Development of the ground proximity warning system for aviation

This article tells the story of inspiration for and creation of a “ground proximity warning” system for pilots, as well as multiple other types of cockpit warnings. Don’t miss the video embedded as a picture in the article! It has the best details!

Some choice excerpts:

About 3.5 miles out from the snow-covered rock face, a red light flashed on the instrument panel and a recorded voice squawked loudly from a speaker.

“Caution — Terrain. Caution — Terrain.”

The pilot ignored it. Just a minute away from hitting the peaks, he held a steady course.

Ten seconds later, the system erupted again, repeating the warning in a more urgent voice.

The pilot still flew on. Snow and rock loomed straight ahead.

Suddenly the loud command became insistent.

“Terrain. Pull up! Pull up! Pull up! Pull up! Pull up!”

Accidents involving controlled flight into terrain still happen, particularly in smaller turboprop aircraft. During the past five years, there have been 50 such accidents, according to Flight Safety Foundation data.

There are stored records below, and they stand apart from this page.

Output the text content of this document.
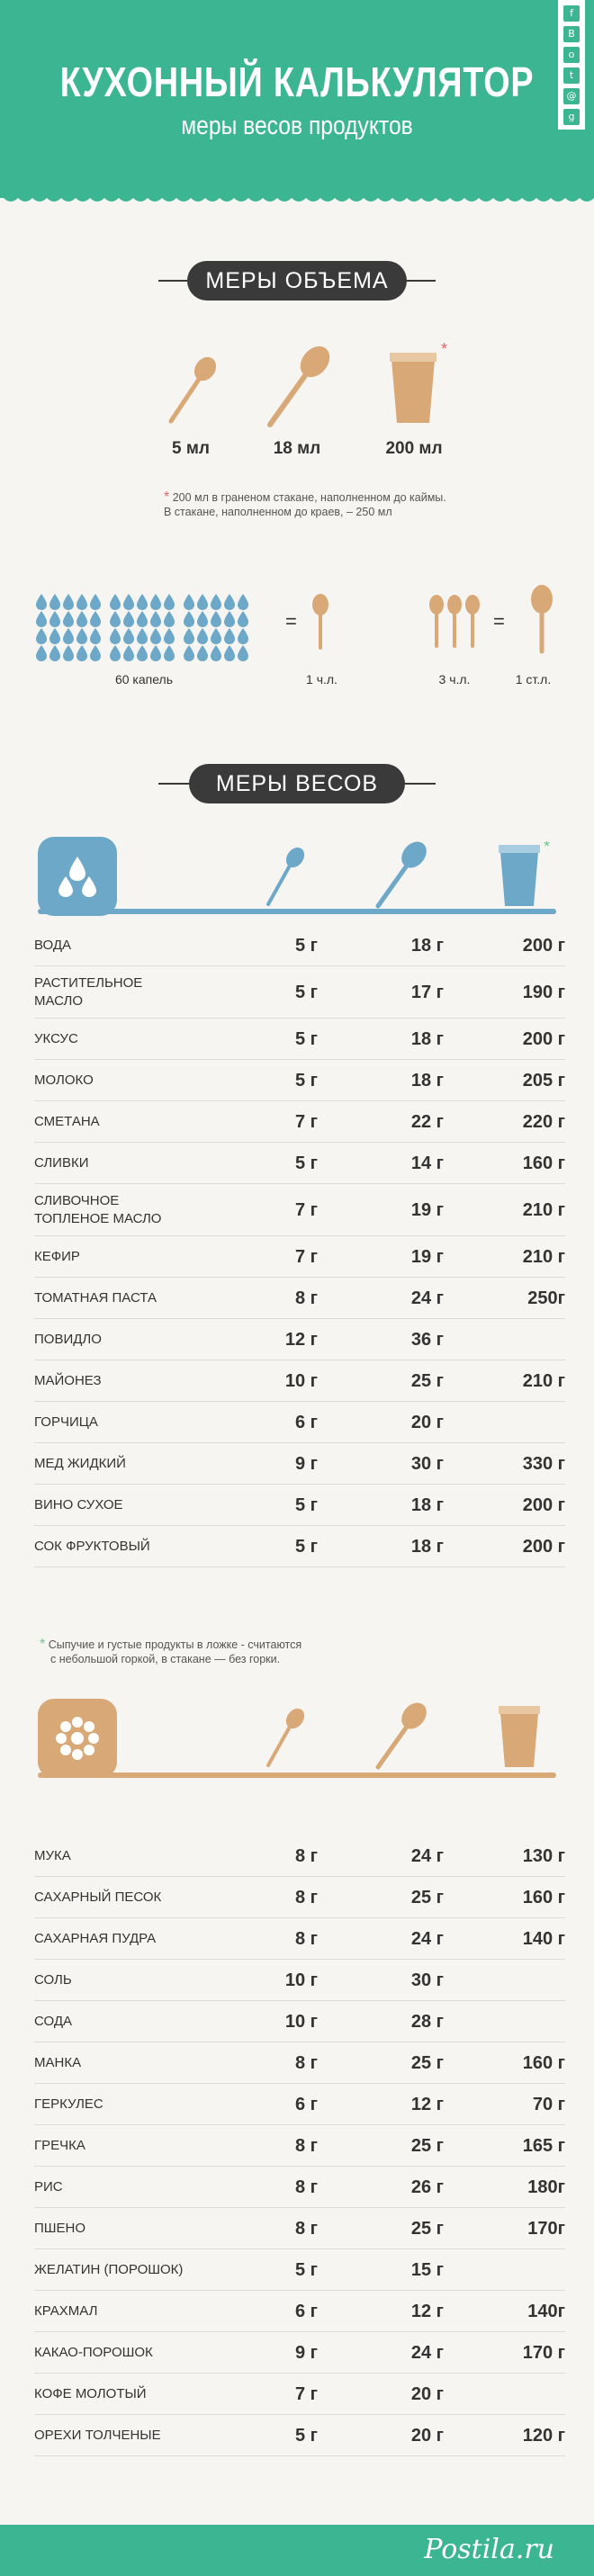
КУХОННЫЙ КАЛЬКУЛЯТОР
меры весов продуктов
f
В
о
t
@
g
МЕРЫ ОБЪЕМА
*
5 мл	18 мл	200 мл
* 200 мл в граненом стакане, наполненном до каймы.
В стакане, наполненном до краев, – 250 мл
=	=
60 капель	1 ч.л.	3 ч.л.	1 ст.л.
МЕРЫ ВЕСОВ
*
ВОДА	5 г	18 г	200 г
РАСТИТЕЛЬНОЕ МАСЛО	5 г	17 г	190 г
УКСУС	5 г	18 г	200 г
МОЛОКО	5 г	18 г	205 г
СМЕТАНА	7 г	22 г	220 г
СЛИВКИ	5 г	14 г	160 г
СЛИВОЧНОЕ ТОПЛЕНОЕ МАСЛО	7 г	19 г	210 г
КЕФИР	7 г	19 г	210 г
ТОМАТНАЯ ПАСТА	8 г	24 г	250г
ПОВИДЛО	12 г	36 г
МАЙОНЕЗ	10 г	25 г	210 г
ГОРЧИЦА	6 г	20 г
МЕД ЖИДКИЙ	9 г	30 г	330 г
ВИНО СУХОЕ	5 г	18 г	200 г
СОК ФРУКТОВЫЙ	5 г	18 г	200 г
* Сыпучие и густые продукты в ложке - считаются
с небольшой горкой, в стакане — без горки.
МУКА	8 г	24 г	130 г
САХАРНЫЙ ПЕСОК	8 г	25 г	160 г
САХАРНАЯ ПУДРА	8 г	24 г	140 г
СОЛЬ	10 г	30 г
СОДА	10 г	28 г
МАНКА	8 г	25 г	160 г
ГЕРКУЛЕС	6 г	12 г	70 г
ГРЕЧКА	8 г	25 г	165 г
РИС	8 г	26 г	180г
ПШЕНО	8 г	25 г	170г
ЖЕЛАТИН (ПОРОШОК)	5 г	15 г
КРАХМАЛ	6 г	12 г	140г
КАКАО-ПОРОШОК	9 г	24 г	170 г
КОФЕ МОЛОТЫЙ	7 г	20 г
ОРЕХИ ТОЛЧЕНЫЕ	5 г	20 г	120 г
Postila.ru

But since the 1990s, the foundation has logged just two in aircraft equipped with Bateman’s enhanced system — one in a British Aerospace BAe-146 cargo plane in Indonesia in 2009; one in an Airbus A321 passenger jet in Pakistan in 2010.

In both cases, the cockpit voice recorder showed the system gave the pilots more than 30 seconds of repeated warnings of the impending collisions, but for some reason the pilots ignored them until too late.

After a Turkish Airlines 737 crashed into the ground heading into Amsterdam in 2009, investigators discovered the pilots were unaware until too late that their air speed was dangerously low on approach. Honeywell added a “low-airspeed” warning to its system, now basic on new 737s.

For the past decade, Bateman has worked on ways of avoiding runway accidents by compiling precise location data on virtually every runway in the world.